The two issues were that 1) _id2ref
performs really badly on Rubinius and 2) it isn't even supported on JRuby without passing a special startup flag (for similar perf reasons).
Given those constraints, we can't go back to using _id2ref
. With your knowledge of the project, does it seem possible to optimize the connection code? If so, that seems like the best option to me.
Failing that, I've got an idea or two about how we could let you override the connection retrieval. It's a little awkward because of load ordering (I expect makara
will typically be required before newrelic_rpm
), but I know how we could do it.
With a little more digging I've determine that the bottleneck occurs due to the flatten
invocation. My guess is that there's something weird going on with object comparison or array determination due to the delegate. Maybe even down at the C level rb_check_array_type
. I'll keep poking around.
FWIW, this is a potential fix for the NR codebase - even though I understand the real problem is in Makara.
connection = ActiveRecord::Base.connection_handler.connection_pool_list.detect do |l|
l.connections.detect do |c|
c.object_id == 4
end
end
That's a great idea @mnelson.
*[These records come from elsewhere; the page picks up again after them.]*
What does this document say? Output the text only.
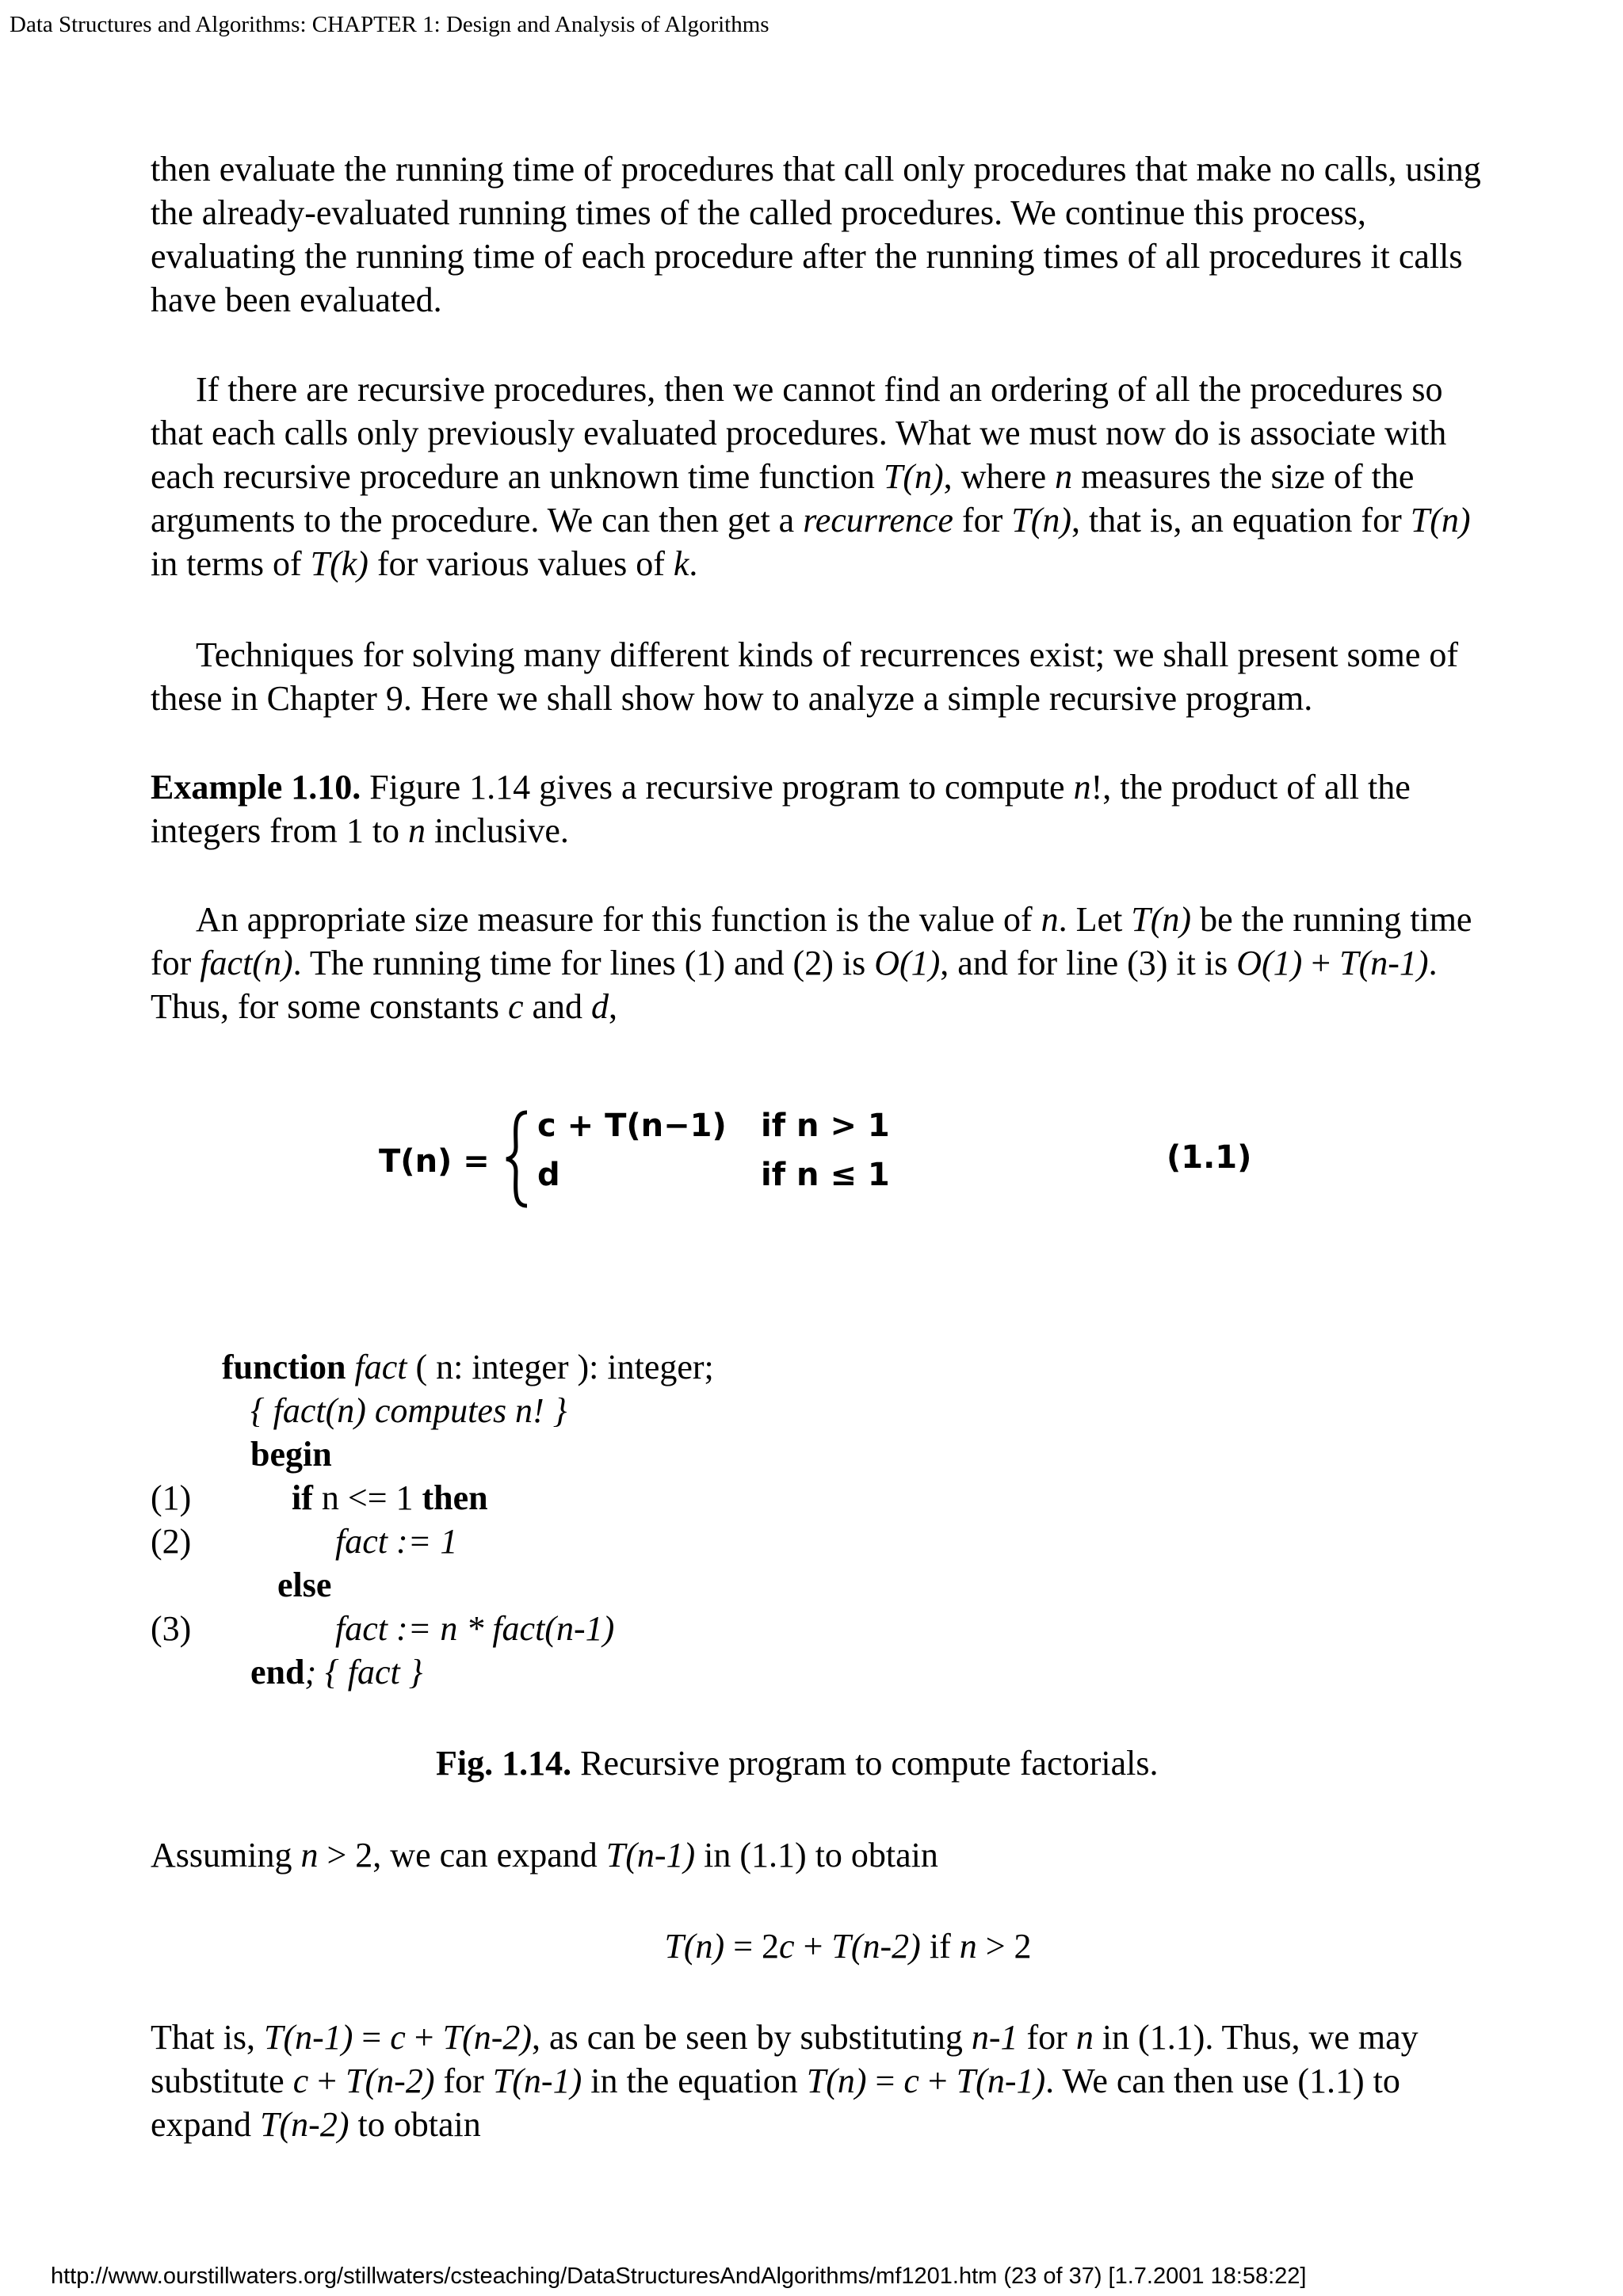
Data Structures and Algorithms: CHAPTER 1: Design and Analysis of Algorithms

then evaluate the running time of procedures that call only procedures that make no calls, using the already-evaluated running times of the called procedures. We continue this process, evaluating the running time of each procedure after the running times of all procedures it calls have been evaluated.

If there are recursive procedures, then we cannot find an ordering of all the procedures so that each calls only previously evaluated procedures. What we must now do is associate with each recursive procedure an unknown time function T(n), where n measures the size of the arguments to the procedure. We can then get a recurrence for T(n), that is, an equation for T(n) in terms of T(k) for various values of k.

Techniques for solving many different kinds of recurrences exist; we shall present some of these in Chapter 9. Here we shall show how to analyze a simple recursive program.

Example 1.10. Figure 1.14 gives a recursive program to compute n!, the product of all the integers from 1 to n inclusive.

An appropriate size measure for this function is the value of n. Let T(n) be the running time for fact(n). The running time for lines (1) and (2) is O(1), and for line (3) it is O(1) + T(n-1). Thus, for some constants c and d,

T(n) =
c + T(n−1) if n > 1
d	if n ≤ 1	(1.1)
function fact ( n: integer ): integer;
{ fact(n) computes n! }
begin
(1)	if n <= 1 then
(2)	fact := 1
else
(3)	fact := n * fact(n-1)
end; { fact }
Fig. 1.14. Recursive program to compute factorials.

Assuming n > 2, we can expand T(n-1) in (1.1) to obtain

T(n) = 2c + T(n-2) if n > 2

That is, T(n-1) = c + T(n-2), as can be seen by substituting n-1 for n in (1.1). Thus, we may substitute c + T(n-2) for T(n-1) in the equation T(n) = c + T(n-1). We can then use (1.1) to expand T(n-2) to obtain

http://www.ourstillwaters.org/stillwaters/csteaching/DataStructuresAndAlgorithms/mf1201.htm (23 of 37) [1.7.2001 18:58:22]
Tested it out, and with a little tweaking (can't use the outer detect
since that returns the connection pool, not the inner connection), I was able to use this instead.
It also neatly avoids a couple extra object allocations, so in addition to helping makara out, it's a small win for every ActiveRecord 4.x client using newrelic_rpm
🎉
This isn't likely to make it in the next release of the agent which is baking internally already for release, but I'll ping here when we have a branch of the agent to test against directly.
Hi guys. I just got into the same issue. What is the workaround while it is not fixed?
With reference to the table above, you can use one of the makara or rpm versions which does not have the performance issue. I have a branch which somewhat improves the situation but it does not fix it completely. You can absolutely give that branch a try but, as I said, it won't completely fix the issue. The underlying perf issue seems to be in ruby's Delegator class and I'm still working on finding a solution which at the very least avoids the problem.
I have tested makara 0.3.x (latest version) with rpm 3.6.6.147 and AR 4.x and it is working fine!
Thanks @danicuki, added to the table.
Hey y'all - we've just released version 3.11.2 of the newrelic_rpm gem, which should address this issue. Thanks again for your help in isolating and fixing it!
Makara Version ---> 0.3.3
AR Version ---> 3.2.14
RPM Version ---> 3.9.7.266
Is this configuration tested ?
@jasonrclark done. Thanks.